Cuomo explained, “Fourteen days is the guideline, because it's basically the incubation period of the virus. It will show up in about 14 days. ... It’s a pure function of management of numbers.”
•Cuomo also said, “New York State Department of Health is also granting a waiver to restart elective procedures for ECMC. We want to make sure hospitals are in a position to provide care for people who need it. So, this is a good step.”
Erie County Medical Center Corp. President and CEO Thomas J. Quatroche Jr., Ph.D. said, “ECMC thanks Gov. Cuomo for today announcing the NYS Department of Health’s approval of our institution’s waiver request to safely perform outpatient elective surgeries. This will have a significantly positive impact on ECMC’s operations and finances, and most importantly on our patients.
“Since the onset of the COVID-19 pandemic, we have adhered to federal and state guidelines on caring for our patients and protecting our caregivers.

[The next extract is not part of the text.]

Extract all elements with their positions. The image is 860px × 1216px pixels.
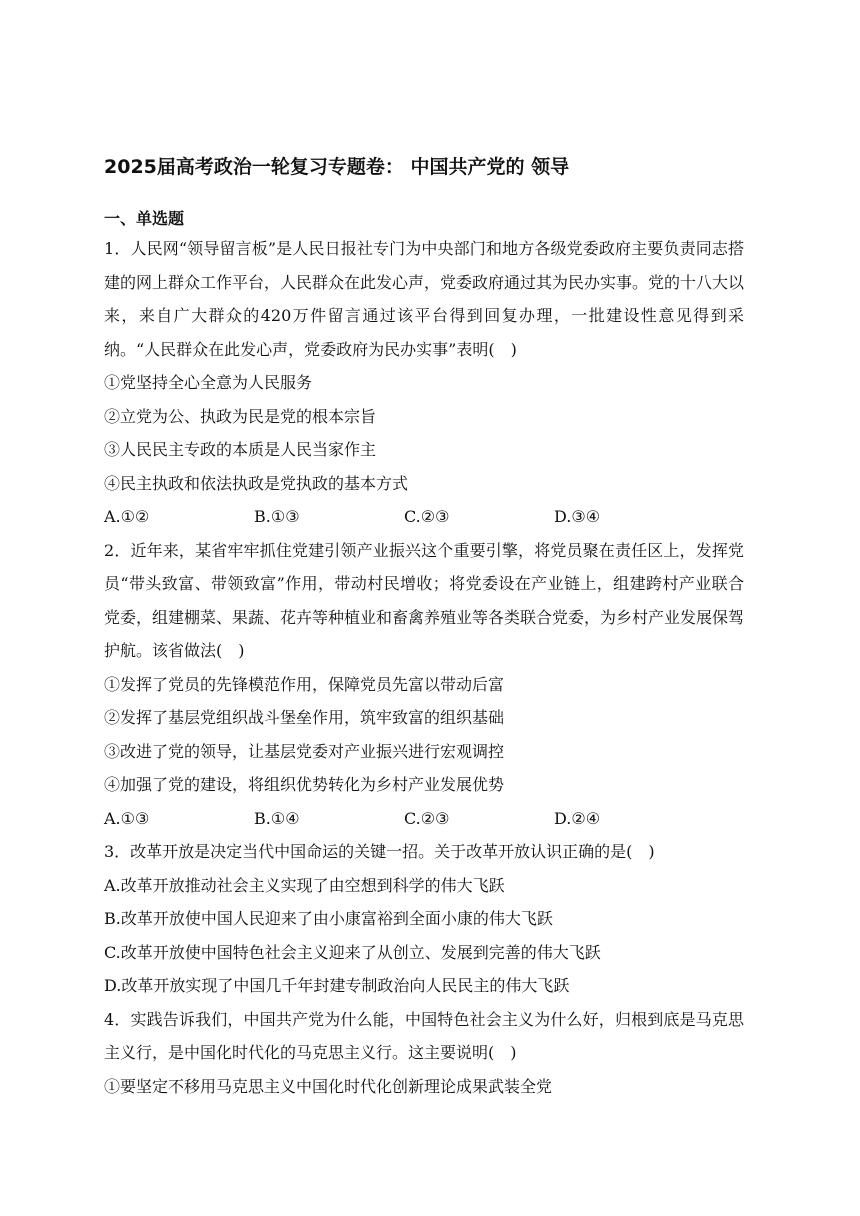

As we restart outpatient elective surgeries that will ultimately benefit our patients, we will maintain all of the required safety precautions we have instituted to help prevent further community spread of the virus.
“As a partner of Great Lakes Health System of WNY with Kaleida Health and the University at Buffalo, many of our physicians practice and teach across our systems and we look forward to a similar waiver approval for Buffalo General Medical Center.”
•Cuomo said, “I also have been encouraging major sports teams to plan reopening without fans, but the games could be televised. New York state will help those major sports franchises to do just that. Hockey, basketball, baseball, football – whoever can reopen, we’re a ready willing and able partner.
“Personal disclosure, I want to watch the Buffalo Bills.”
•Finally, “Judges and staff will be returning to courthouses in the 30 upstate counties that are opened this week.”
Per “New York Forward,” phase one includes:
Agriculture, Forestry, Fishing & Hunting
Phase one includes delivery, curbside and in-store pickup service only for the following businesses:
Note: In-store pickup is defined as a customer placing an order for specific item(s) by phone or internet in advance, then collecting such order at the retail location. The retail location must abide by physical distancing requirements, which prohibit occupancy within the location to no more than 50% of the maximum occupancy, including both employees and customers. Customers are only allowed on the premise to retrieve their prearranged order; not to browse or place an in-person order. Customers must maintain six feet of space from others or wear an acceptable face covering, if unable to maintain such distance.
No waivers will be issued in phase one for businesses that do not qualify.